Facebookのユーザーの個人データ約5000万件が不正に流用されたと報じられた件について、マーク・ザッカーバーグCEOが状況や対策を明らかにしました。
この問題は、Facebook向けのアプリを開発していた英ケンブリッジ大学の研究者アレクサンドル・コーガン氏が、アプリから取得したユーザーデータをデータ分析企業Cambridge Analyticaに渡していたというもの。Cambridge Analyticaはこのデータを2016年の米大統領選のために利用したと報じられています。
何が起きたのか、どうやって再発を防止するかを理解するべく取り組んでいるとザッカーバーグ氏。再発防止の対策は数年前に導入しているものの、「われわれはミスを犯した。もっとやるべきことはあった」と述べています。
コーガン氏は2013年にFacebook向けの心理テストアプリを開発し、約30万人がこれを利用して、自身のデータと友人のデータの一部をアプリに共有していました。同氏は数千万人の友人のデータにアクセスできたことになるとザッカーバーグ氏は説明しています。
2014年にFacebookは、不正利用防止のために、アプリがアクセスできるデータを大幅に制限するなどの対策を導入しましたが、翌2015年、コーガン氏がアプリから得たデータをCambridge Analyticaに提供していたことをジャーナリストから知らされます。ユーザーの同意を得ずにデータを他者に渡すのは規約違反であり、同社はコーガン氏のアプリを即座に停止するとともに、両者にデータの削除を求めました。両者とも、このときデータを削除したと保証しています。
しかしFacebookは2018年3月に、Cambridge Analyticaがデータを削除していなかった可能性があるとGuardianやNew York Timesから知らされました。
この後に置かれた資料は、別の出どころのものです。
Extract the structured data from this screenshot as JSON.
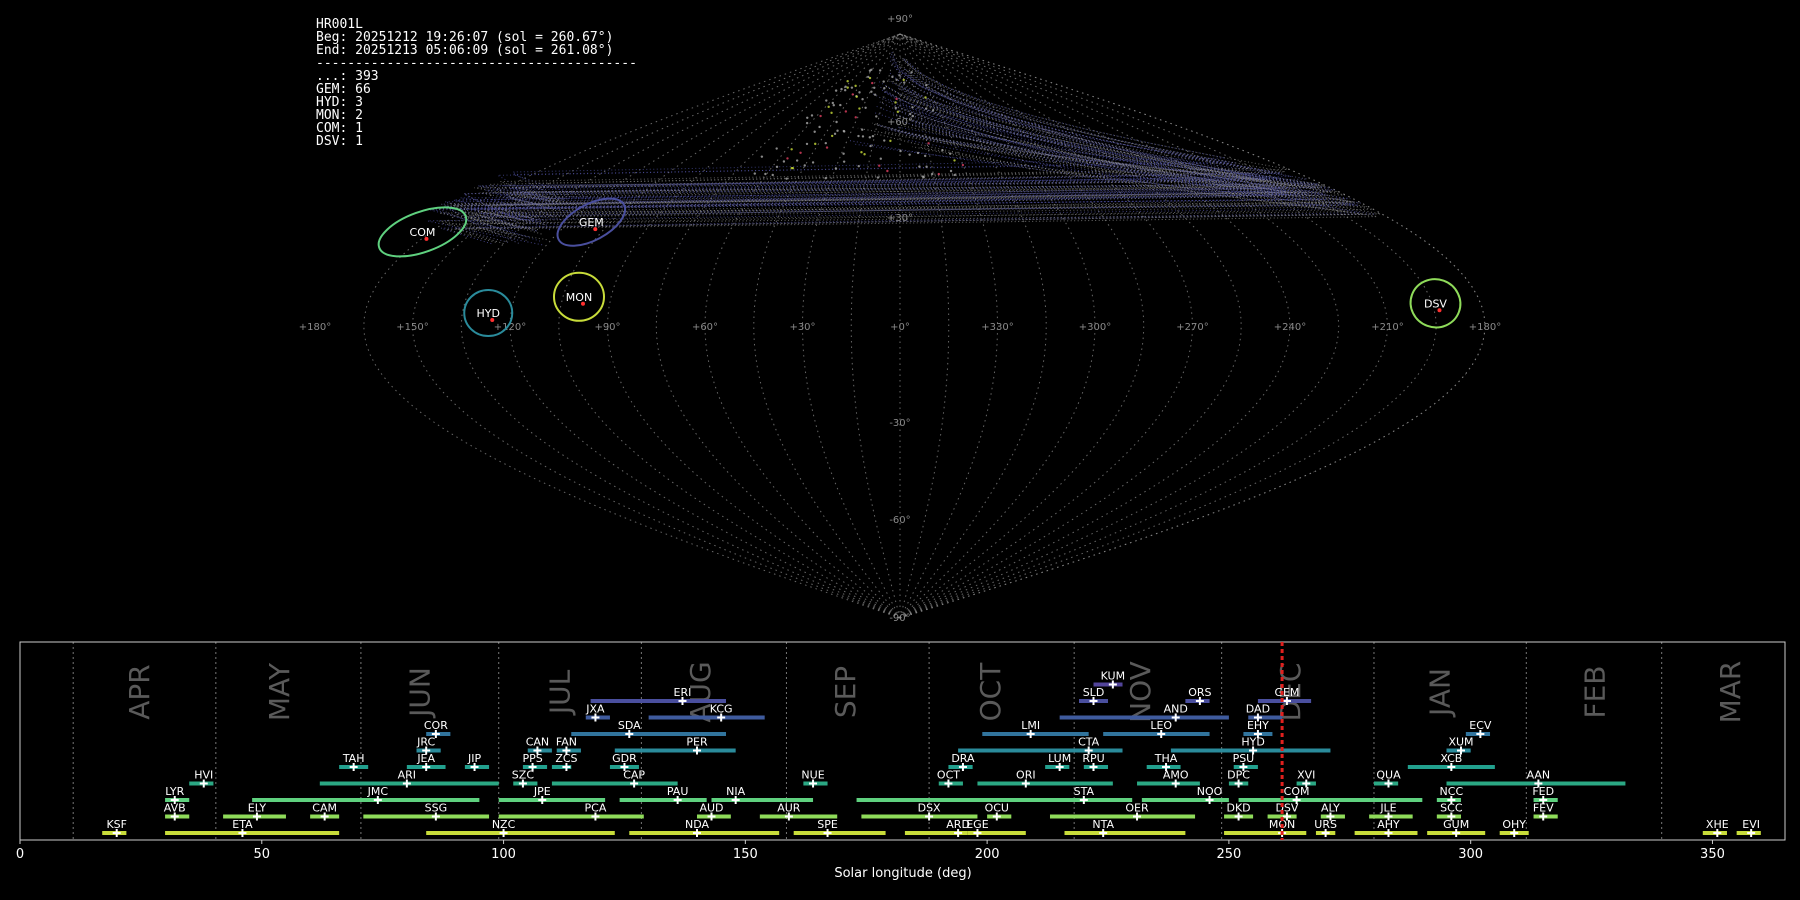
{
  "info": {
    "station": "HR001L",
    "beg": "Beg: 20251212 19:26:07 (sol = 260.67°)",
    "end": "End: 20251213 05:06:09 (sol = 261.08°)",
    "separator": "-----------------------------------------",
    "counts": [
      {
        "code": "...",
        "n": 393
      },
      {
        "code": "GEM",
        "n": 66
      },
      {
        "code": "HYD",
        "n": 3
      },
      {
        "code": "MON",
        "n": 2
      },
      {
        "code": "COM",
        "n": 1
      },
      {
        "code": "DSV",
        "n": 1
      }
    ]
  },
  "chart_data": [
    {
      "type": "scatter",
      "projection": "sinusoidal",
      "lon_ticks": [
        "+180°",
        "+150°",
        "+120°",
        "+90°",
        "+60°",
        "+30°",
        "+0°",
        "+330°",
        "+300°",
        "+270°",
        "+240°",
        "+210°",
        "+180°"
      ],
      "lat_ticks": [
        "+90°",
        "+60°",
        "+30°",
        "-30°",
        "-60°",
        "-90°"
      ],
      "lon_direction": "decreasing-left-to-right",
      "grid": true,
      "showers": [
        {
          "code": "COM",
          "lon": 168,
          "lat": 29,
          "color": "#5fd17f"
        },
        {
          "code": "GEM",
          "lon": 112,
          "lat": 32,
          "color": "#4a4f9e"
        },
        {
          "code": "MON",
          "lon": 100,
          "lat": 9,
          "color": "#c8dc3a"
        },
        {
          "code": "HYD",
          "lon": 127,
          "lat": 4,
          "color": "#2a8b9b"
        },
        {
          "code": "DSV",
          "lon": 194,
          "lat": 7,
          "color": "#8fdb5a"
        }
      ]
    },
    {
      "type": "timeline",
      "xlabel": "Solar longitude (deg)",
      "xlim": [
        0,
        365
      ],
      "xticks": [
        0,
        50,
        100,
        150,
        200,
        250,
        300,
        350
      ],
      "current_sol": 261,
      "months": [
        {
          "name": "APR",
          "start": 11,
          "label_at": 25
        },
        {
          "name": "MAY",
          "start": 40.5,
          "label_at": 54
        },
        {
          "name": "JUN",
          "start": 70.5,
          "label_at": 83
        },
        {
          "name": "JUL",
          "start": 99,
          "label_at": 112
        },
        {
          "name": "AUG",
          "start": 128.5,
          "label_at": 141
        },
        {
          "name": "SEP",
          "start": 158.5,
          "label_at": 171
        },
        {
          "name": "OCT",
          "start": 188,
          "label_at": 201
        },
        {
          "name": "NOV",
          "start": 218,
          "label_at": 232
        },
        {
          "name": "DEC",
          "start": 248.5,
          "label_at": 263
        },
        {
          "name": "JAN",
          "start": 280,
          "label_at": 294
        },
        {
          "name": "FEB",
          "start": 311.5,
          "label_at": 326
        },
        {
          "name": "MAR",
          "start": 339.5,
          "label_at": 354
        }
      ],
      "showers": [
        {
          "code": "KSF",
          "row": 0,
          "start": 17,
          "end": 22,
          "peak": 20,
          "color": "#c8dc3a"
        },
        {
          "code": "ETA",
          "row": 0,
          "start": 30,
          "end": 66,
          "peak": 46,
          "color": "#c8dc3a"
        },
        {
          "code": "NZC",
          "row": 0,
          "start": 84,
          "end": 123,
          "peak": 100,
          "color": "#c8dc3a"
        },
        {
          "code": "NDA",
          "row": 0,
          "start": 126,
          "end": 157,
          "peak": 140,
          "color": "#c8dc3a"
        },
        {
          "code": "SPE",
          "row": 0,
          "start": 160,
          "end": 179,
          "peak": 167,
          "color": "#c8dc3a"
        },
        {
          "code": "ARD",
          "row": 0,
          "start": 183,
          "end": 196,
          "peak": 194,
          "color": "#c8dc3a"
        },
        {
          "code": "EGE",
          "row": 0,
          "start": 196,
          "end": 208,
          "peak": 198,
          "color": "#c8dc3a"
        },
        {
          "code": "NTA",
          "row": 0,
          "start": 216,
          "end": 241,
          "peak": 224,
          "color": "#c8dc3a"
        },
        {
          "code": "MON",
          "row": 0,
          "start": 249,
          "end": 266,
          "peak": 261,
          "color": "#c8dc3a"
        },
        {
          "code": "URS",
          "row": 0,
          "start": 268,
          "end": 272,
          "peak": 270,
          "color": "#c8dc3a"
        },
        {
          "code": "AHY",
          "row": 0,
          "start": 276,
          "end": 289,
          "peak": 283,
          "color": "#c8dc3a"
        },
        {
          "code": "GUM",
          "row": 0,
          "start": 291,
          "end": 303,
          "peak": 297,
          "color": "#c8dc3a"
        },
        {
          "code": "OHY",
          "row": 0,
          "start": 306,
          "end": 312,
          "peak": 309,
          "color": "#c8dc3a"
        },
        {
          "code": "XHE",
          "row": 0,
          "start": 348,
          "end": 353,
          "peak": 351,
          "color": "#c8dc3a"
        },
        {
          "code": "EVI",
          "row": 0,
          "start": 355,
          "end": 360,
          "peak": 358,
          "color": "#c8dc3a"
        },
        {
          "code": "AVB",
          "row": 1,
          "start": 30,
          "end": 35,
          "peak": 32,
          "color": "#8fdb5a"
        },
        {
          "code": "ELY",
          "row": 1,
          "start": 42,
          "end": 55,
          "peak": 49,
          "color": "#8fdb5a"
        },
        {
          "code": "CAM",
          "row": 1,
          "start": 60,
          "end": 66,
          "peak": 63,
          "color": "#8fdb5a"
        },
        {
          "code": "SSG",
          "row": 1,
          "start": 71,
          "end": 97,
          "peak": 86,
          "color": "#8fdb5a"
        },
        {
          "code": "PCA",
          "row": 1,
          "start": 99,
          "end": 129,
          "peak": 119,
          "color": "#8fdb5a"
        },
        {
          "code": "AUD",
          "row": 1,
          "start": 140,
          "end": 147,
          "peak": 143,
          "color": "#8fdb5a"
        },
        {
          "code": "AUR",
          "row": 1,
          "start": 153,
          "end": 169,
          "peak": 159,
          "color": "#8fdb5a"
        },
        {
          "code": "DSX",
          "row": 1,
          "start": 174,
          "end": 198,
          "peak": 188,
          "color": "#8fdb5a"
        },
        {
          "code": "OCU",
          "row": 1,
          "start": 200,
          "end": 205,
          "peak": 202,
          "color": "#8fdb5a"
        },
        {
          "code": "OER",
          "row": 1,
          "start": 213,
          "end": 243,
          "peak": 231,
          "color": "#8fdb5a"
        },
        {
          "code": "DKD",
          "row": 1,
          "start": 249,
          "end": 255,
          "peak": 252,
          "color": "#8fdb5a"
        },
        {
          "code": "DSV",
          "row": 1,
          "start": 258,
          "end": 264,
          "peak": 262,
          "color": "#8fdb5a"
        },
        {
          "code": "ALY",
          "row": 1,
          "start": 269,
          "end": 274,
          "peak": 271,
          "color": "#8fdb5a"
        },
        {
          "code": "JLE",
          "row": 1,
          "start": 279,
          "end": 288,
          "peak": 283,
          "color": "#8fdb5a"
        },
        {
          "code": "SCC",
          "row": 1,
          "start": 293,
          "end": 298,
          "peak": 296,
          "color": "#8fdb5a"
        },
        {
          "code": "FEV",
          "row": 1,
          "start": 313,
          "end": 318,
          "peak": 315,
          "color": "#8fdb5a"
        },
        {
          "code": "LYR",
          "row": 2,
          "start": 30,
          "end": 35,
          "peak": 32,
          "color": "#5fd17f"
        },
        {
          "code": "JMC",
          "row": 2,
          "start": 48,
          "end": 95,
          "peak": 74,
          "color": "#5fd17f"
        },
        {
          "code": "JPE",
          "row": 2,
          "start": 99,
          "end": 121,
          "peak": 108,
          "color": "#5fd17f"
        },
        {
          "code": "PAU",
          "row": 2,
          "start": 124,
          "end": 142,
          "peak": 136,
          "color": "#5fd17f"
        },
        {
          "code": "NIA",
          "row": 2,
          "start": 143,
          "end": 164,
          "peak": 148,
          "color": "#5fd17f"
        },
        {
          "code": "STA",
          "row": 2,
          "start": 173,
          "end": 230,
          "peak": 220,
          "color": "#5fd17f"
        },
        {
          "code": "NOO",
          "row": 2,
          "start": 232,
          "end": 250,
          "peak": 246,
          "color": "#5fd17f"
        },
        {
          "code": "COM",
          "row": 2,
          "start": 252,
          "end": 290,
          "peak": 264,
          "color": "#5fd17f"
        },
        {
          "code": "NCC",
          "row": 2,
          "start": 293,
          "end": 298,
          "peak": 296,
          "color": "#5fd17f"
        },
        {
          "code": "FED",
          "row": 2,
          "start": 313,
          "end": 318,
          "peak": 315,
          "color": "#5fd17f"
        },
        {
          "code": "HVI",
          "row": 3,
          "start": 35,
          "end": 40,
          "peak": 38,
          "color": "#2ba884"
        },
        {
          "code": "ARI",
          "row": 3,
          "start": 62,
          "end": 99,
          "peak": 80,
          "color": "#2ba884"
        },
        {
          "code": "SZC",
          "row": 3,
          "start": 102,
          "end": 107,
          "peak": 104,
          "color": "#2ba884"
        },
        {
          "code": "CAP",
          "row": 3,
          "start": 110,
          "end": 136,
          "peak": 127,
          "color": "#2ba884"
        },
        {
          "code": "NUE",
          "row": 3,
          "start": 162,
          "end": 167,
          "peak": 164,
          "color": "#2ba884"
        },
        {
          "code": "OCT",
          "row": 3,
          "start": 190,
          "end": 195,
          "peak": 192,
          "color": "#2ba884"
        },
        {
          "code": "ORI",
          "row": 3,
          "start": 198,
          "end": 226,
          "peak": 208,
          "color": "#2ba884"
        },
        {
          "code": "AMO",
          "row": 3,
          "start": 231,
          "end": 244,
          "peak": 239,
          "color": "#2ba884"
        },
        {
          "code": "DPC",
          "row": 3,
          "start": 250,
          "end": 254,
          "peak": 252,
          "color": "#2ba884"
        },
        {
          "code": "XVI",
          "row": 3,
          "start": 264,
          "end": 268,
          "peak": 266,
          "color": "#2ba884"
        },
        {
          "code": "QUA",
          "row": 3,
          "start": 280,
          "end": 285,
          "peak": 283,
          "color": "#2ba884"
        },
        {
          "code": "AAN",
          "row": 3,
          "start": 295,
          "end": 332,
          "peak": 314,
          "color": "#2ba884"
        },
        {
          "code": "TAH",
          "row": 4,
          "start": 66,
          "end": 72,
          "peak": 69,
          "color": "#22a08e"
        },
        {
          "code": "JEA",
          "row": 4,
          "start": 80,
          "end": 88,
          "peak": 84,
          "color": "#22a08e"
        },
        {
          "code": "JIP",
          "row": 4,
          "start": 92,
          "end": 97,
          "peak": 94,
          "color": "#22a08e"
        },
        {
          "code": "PPS",
          "row": 4,
          "start": 104,
          "end": 109,
          "peak": 106,
          "color": "#22a08e"
        },
        {
          "code": "ZCS",
          "row": 4,
          "start": 110,
          "end": 114,
          "peak": 113,
          "color": "#22a08e"
        },
        {
          "code": "GDR",
          "row": 4,
          "start": 122,
          "end": 128,
          "peak": 125,
          "color": "#22a08e"
        },
        {
          "code": "DRA",
          "row": 4,
          "start": 192,
          "end": 197,
          "peak": 195,
          "color": "#22a08e"
        },
        {
          "code": "LUM",
          "row": 4,
          "start": 212,
          "end": 217,
          "peak": 215,
          "color": "#22a08e"
        },
        {
          "code": "RPU",
          "row": 4,
          "start": 220,
          "end": 225,
          "peak": 222,
          "color": "#22a08e"
        },
        {
          "code": "THA",
          "row": 4,
          "start": 233,
          "end": 240,
          "peak": 237,
          "color": "#22a08e"
        },
        {
          "code": "PSU",
          "row": 4,
          "start": 251,
          "end": 256,
          "peak": 253,
          "color": "#22a08e"
        },
        {
          "code": "XCB",
          "row": 4,
          "start": 287,
          "end": 305,
          "peak": 296,
          "color": "#22a08e"
        },
        {
          "code": "JRC",
          "row": 5,
          "start": 82,
          "end": 87,
          "peak": 84,
          "color": "#2a8b9b"
        },
        {
          "code": "CAN",
          "row": 5,
          "start": 105,
          "end": 110,
          "peak": 107,
          "color": "#2a8b9b"
        },
        {
          "code": "FAN",
          "row": 5,
          "start": 111,
          "end": 116,
          "peak": 113,
          "color": "#2a8b9b"
        },
        {
          "code": "PER",
          "row": 5,
          "start": 123,
          "end": 148,
          "peak": 140,
          "color": "#2a8b9b"
        },
        {
          "code": "CTA",
          "row": 5,
          "start": 194,
          "end": 228,
          "peak": 221,
          "color": "#2a8b9b"
        },
        {
          "code": "HYD",
          "row": 5,
          "start": 238,
          "end": 271,
          "peak": 255,
          "color": "#2a8b9b"
        },
        {
          "code": "XUM",
          "row": 5,
          "start": 295,
          "end": 300,
          "peak": 298,
          "color": "#2a8b9b"
        },
        {
          "code": "COR",
          "row": 6,
          "start": 84,
          "end": 89,
          "peak": 86,
          "color": "#31749d"
        },
        {
          "code": "SDA",
          "row": 6,
          "start": 114,
          "end": 146,
          "peak": 126,
          "color": "#31749d"
        },
        {
          "code": "LMI",
          "row": 6,
          "start": 199,
          "end": 221,
          "peak": 209,
          "color": "#31749d"
        },
        {
          "code": "LEO",
          "row": 6,
          "start": 224,
          "end": 246,
          "peak": 236,
          "color": "#31749d"
        },
        {
          "code": "EHY",
          "row": 6,
          "start": 253,
          "end": 259,
          "peak": 256,
          "color": "#31749d"
        },
        {
          "code": "ECV",
          "row": 6,
          "start": 299,
          "end": 304,
          "peak": 302,
          "color": "#31749d"
        },
        {
          "code": "JXA",
          "row": 7,
          "start": 117,
          "end": 122,
          "peak": 119,
          "color": "#3f5b9e"
        },
        {
          "code": "KCG",
          "row": 7,
          "start": 130,
          "end": 154,
          "peak": 145,
          "color": "#3f5b9e"
        },
        {
          "code": "AND",
          "row": 7,
          "start": 215,
          "end": 250,
          "peak": 239,
          "color": "#3f5b9e"
        },
        {
          "code": "DAD",
          "row": 7,
          "start": 254,
          "end": 261,
          "peak": 256,
          "color": "#3f5b9e"
        },
        {
          "code": "ERI",
          "row": 8,
          "start": 118,
          "end": 146,
          "peak": 137,
          "color": "#4a4f9e"
        },
        {
          "code": "SLD",
          "row": 8,
          "start": 219,
          "end": 225,
          "peak": 222,
          "color": "#4a4f9e"
        },
        {
          "code": "ORS",
          "row": 8,
          "start": 241,
          "end": 246,
          "peak": 244,
          "color": "#4a4f9e"
        },
        {
          "code": "GEM",
          "row": 8,
          "start": 256,
          "end": 267,
          "peak": 262,
          "color": "#4a4f9e"
        },
        {
          "code": "KUM",
          "row": 9,
          "start": 222,
          "end": 228,
          "peak": 226,
          "color": "#52449a"
        }
      ]
    }
  ]
}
一方Cambridge Analyticaはデータを削除したとし、コーガン氏から提供されたデータを大統領選に使っていないと主張しています。
Facebookはこの件への対策として、2014年のルール変更前に大量の情報にアクセスできたアプリを全て調べること、アプリ開発者によるデータへのアクセスをさらに制限すること、ユーザーがどのアプリに個人情報利用を許可しているか分かりやすくすることを挙げています。
Cambridge Analyticaのような問題は新しいアプリでは起きないはずだが、過去に起きたことは変えられないとザッカーバーグ氏は語り、今回の件から学んでコミュニティーをより安全にすると述べています。